Databricks Cost Insights & Optimization Actions
Insights is LakeSentry’s queue of detected cost problems and optimization opportunities. It combines anomaly detection, workload hygiene checks, and waste detectors into a single review flow.
Active
Section titled “Active”Open findings that need review. Filters include category, severity, status, insight type, storage/resource view, resource type, owner, and workspace.
History
Section titled “History”Resolved, dismissed, or stale findings. History is useful for proving that waste was addressed and for reviewing recurring patterns.
Insight categories
Section titled “Insight categories”| Category | Examples |
|---|---|
| Waste | Idle clusters, idle warehouses, long-running clusters, failing or long-running queries, runaway jobs, retry storms, unused tables, zombie models, weekend waste, poor pruning, very large scans |
| Anomaly | Cost spikes, duration anomalies, failure-rate spikes, warehouse spend spikes, serving spikes, budget risk, declining attribution quality |
| Optimization | Long auto-termination, warehouse auto-stop, spot candidates, single-node candidates, overprovisioned workers, outdated runtimes, missing timeouts, Photon candidates, pool candidates, pipeline dev/preview mode, storage layout issues |
Insight detail
Section titled “Insight detail”Each insight has a detail page with:
- Summary: title, severity, category, potential savings, and confidence.

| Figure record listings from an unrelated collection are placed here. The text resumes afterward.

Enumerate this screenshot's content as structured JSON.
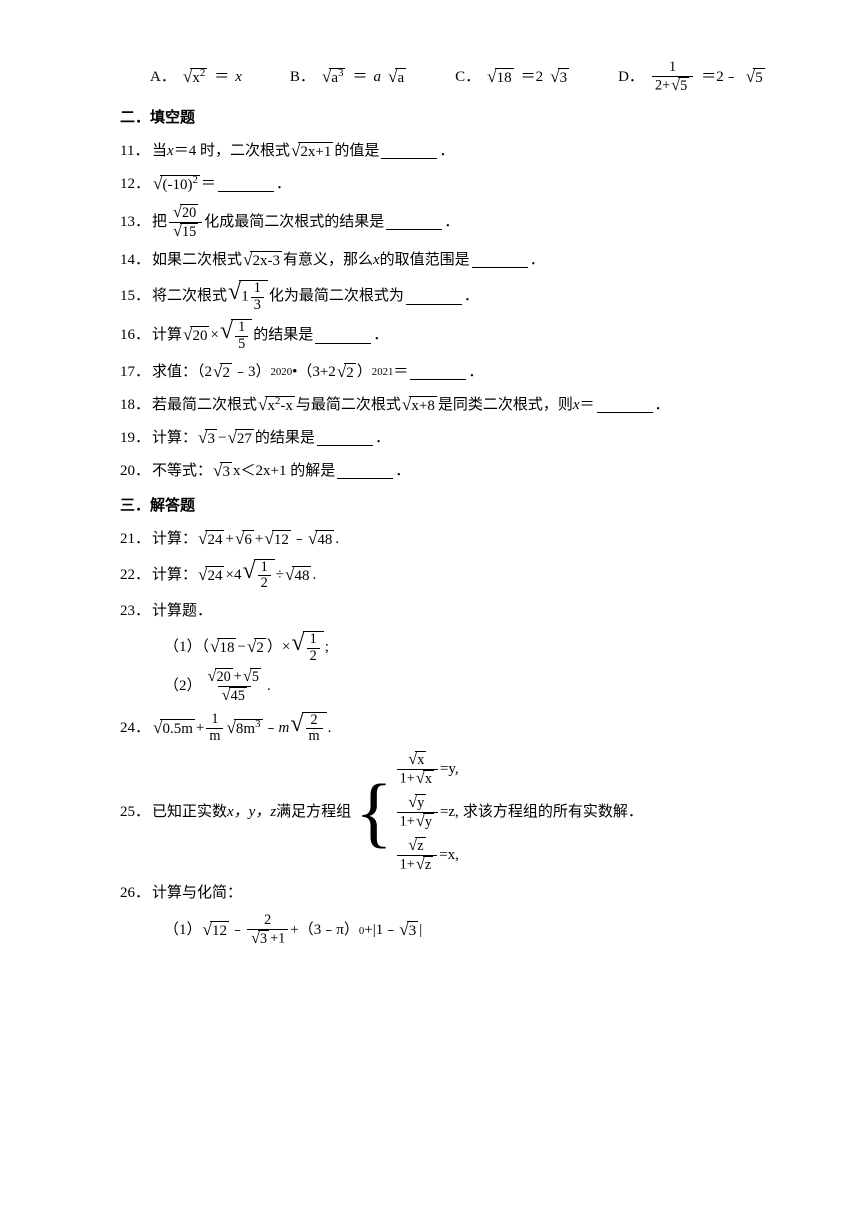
{
  "colors": {
    "text": "#000000",
    "bg": "#ffffff",
    "rule": "#000000"
  },
  "typography": {
    "body_pt": 15,
    "line_height": 1.8,
    "font": "SimSun / Times"
  },
  "q10": {
    "A": {
      "label": "A．",
      "lhs": "√(x²)",
      "eq": "＝",
      "rhs_var": "x"
    },
    "B": {
      "label": "B．",
      "lhs": "√(a³)",
      "eq": "＝",
      "rhs_a": "a",
      "rhs_rad": "a"
    },
    "C": {
      "label": "C．",
      "rad": "18",
      "eq": "＝2",
      "rhs_rad": "3"
    },
    "D": {
      "label": "D．",
      "frac_num": "1",
      "frac_den_pre": "2+",
      "frac_den_rad": "5",
      "eq": "＝2﹣",
      "rhs_rad": "5"
    }
  },
  "sec2": "二．填空题",
  "q11": {
    "num": "11．",
    "a": "当 ",
    "var": "x",
    "b": "＝4 时，二次根式",
    "rad": "2x+1",
    "c": "的值是",
    "d": "．"
  },
  "q12": {
    "num": "12．",
    "rad": "(-10)",
    "exp": "2",
    "eq": "＝",
    "d": "．"
  },
  "q13": {
    "num": "13．",
    "a": "把",
    "num_r": "20",
    "den_r": "15",
    "b": "化成最简二次根式的结果是",
    "d": "．"
  },
  "q14": {
    "num": "14．",
    "a": "如果二次根式",
    "rad": "2x-3",
    "b": "有意义，那么 ",
    "var": "x",
    "c": " 的取值范围是",
    "d": "．"
  },
  "q15": {
    "num": "15．",
    "a": "将二次根式",
    "mix_w": "1",
    "mix_n": "1",
    "mix_d": "3",
    "b": "化为最简二次根式为",
    "d": "．"
  },
  "q16": {
    "num": "16．",
    "a": "计算",
    "r1": "20",
    "op": "×",
    "fn": "1",
    "fd": "5",
    "b": "的结果是",
    "d": "．"
  },
  "q17": {
    "num": "17．",
    "a": "求值：（2",
    "r1": "2",
    "b": "﹣3）",
    "e1": "2020",
    "c": "•（3+2",
    "r2": "2",
    "d": "）",
    "e2": "2021",
    "eq": "＝",
    "end": "．"
  },
  "q18": {
    "num": "18．",
    "a": "若最简二次根式",
    "r1": "x",
    "e1": "2",
    "r1b": "-x",
    "b": "与最简二次根式",
    "r2": "x+8",
    "c": "是同类二次根式，则 ",
    "var": "x",
    "eq": "＝",
    "d": "．"
  },
  "q19": {
    "num": "19．",
    "a": "计算：",
    "r1": "3",
    "op": "−",
    "r2": "27",
    "b": "的结果是",
    "d": "．"
  },
  "q20": {
    "num": "20．",
    "a": "不等式：",
    "r1": "3",
    "b": " x＜2x+1 的解是",
    "d": "．"
  },
  "sec3": "三．解答题",
  "q21": {
    "num": "21．",
    "a": "计算：",
    "r1": "24",
    "p": " +",
    "r2": "6",
    "op2": "+",
    "r3": "12",
    "op3": "﹣",
    "r4": "48",
    "d": "."
  },
  "q22": {
    "num": "22．",
    "a": "计算：",
    "r1": "24",
    "op1": "×4",
    "fn": "1",
    "fd": "2",
    "op2": "÷",
    "r2": "48",
    "d": "."
  },
  "q23": {
    "num": "23．",
    "a": "计算题．",
    "s1": {
      "lab": "（1）（",
      "r1": "18",
      "op": "−",
      "r2": "2",
      "rb": "）×",
      "fn": "1",
      "fd": "2",
      "end": ";"
    },
    "s2": {
      "lab": "（2）",
      "n1": "20",
      "np": "+",
      "n2": "5",
      "dr": "45",
      "end": "."
    }
  },
  "q24": {
    "num": "24．",
    "r1": "0.5m",
    "p": " +",
    "fn": "1",
    "fd": "m",
    "r2a": "8m",
    "r2e": "3",
    "op": "﹣",
    "mvar": "m",
    "fn2": "2",
    "fd2": "m",
    "d": "."
  },
  "q25": {
    "num": "25．",
    "a": "已知正实数 ",
    "vars": "x，y，z",
    "b": " 满足方程组",
    "rows": [
      {
        "n": "x",
        "d": "x",
        "eq": "=y,"
      },
      {
        "n": "y",
        "d": "y",
        "eq": "=z,"
      },
      {
        "n": "z",
        "d": "z",
        "eq": "=x,"
      }
    ],
    "c": " 求该方程组的所有实数解．"
  },
  "q26": {
    "num": "26．",
    "a": "计算与化简：",
    "s1": {
      "lab": "（1）",
      "r1": "12",
      "op1": "﹣",
      "fn": "2",
      "fd_pre": "",
      "fd_r": "3",
      "fd_post": "+1",
      "op2": "+（3﹣π）",
      "e": "0",
      "op3": "+|1﹣",
      "r2": "3",
      "end": "|"
    }
  }
}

- Evidence: type-specific fields such as z-score, CPU utilization, idle minutes, wasted cost, or recommended worker count.
- Subject: the related work unit, cluster, warehouse, table, or principal when available.

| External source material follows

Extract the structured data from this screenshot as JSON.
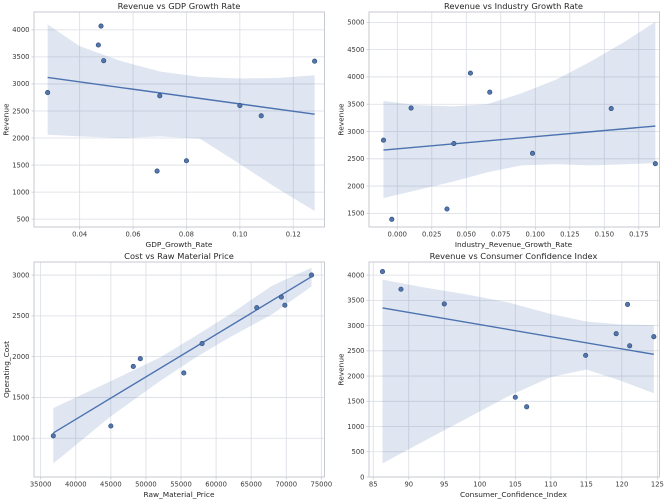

- Timeline: status changes, generated action plans, approvals, dismissals, and execution outcomes.
Staleness and lifecycle
Section titled “Staleness and lifecycle”Insights can be active, resolved, dismissed, or stale. Background maintenance automatically resolves stale anomalies after about 7 days and stale waste after about 3 days when the condition no longer appears. Some resource-specific insights also resolve when the subject disappears or becomes inactive.
Actions and approvals
Section titled “Actions and approvals”LakeSentry generates action plans for eligible insights. Current plan types include terminating idle clusters, canceling runaway runs, pausing schedules, scaling or resizing clusters, converting to single-node, and upgrading Databricks Runtime.
Action plans are approval-first. Review the evidence, expected savings, and blast radius before approving any change.
The action executor currently performs Databricks mutations for terminating idle clusters and canceling runaway runs. Other plan types are persisted with evidence and proposed changes for operator review until direct execution support is added.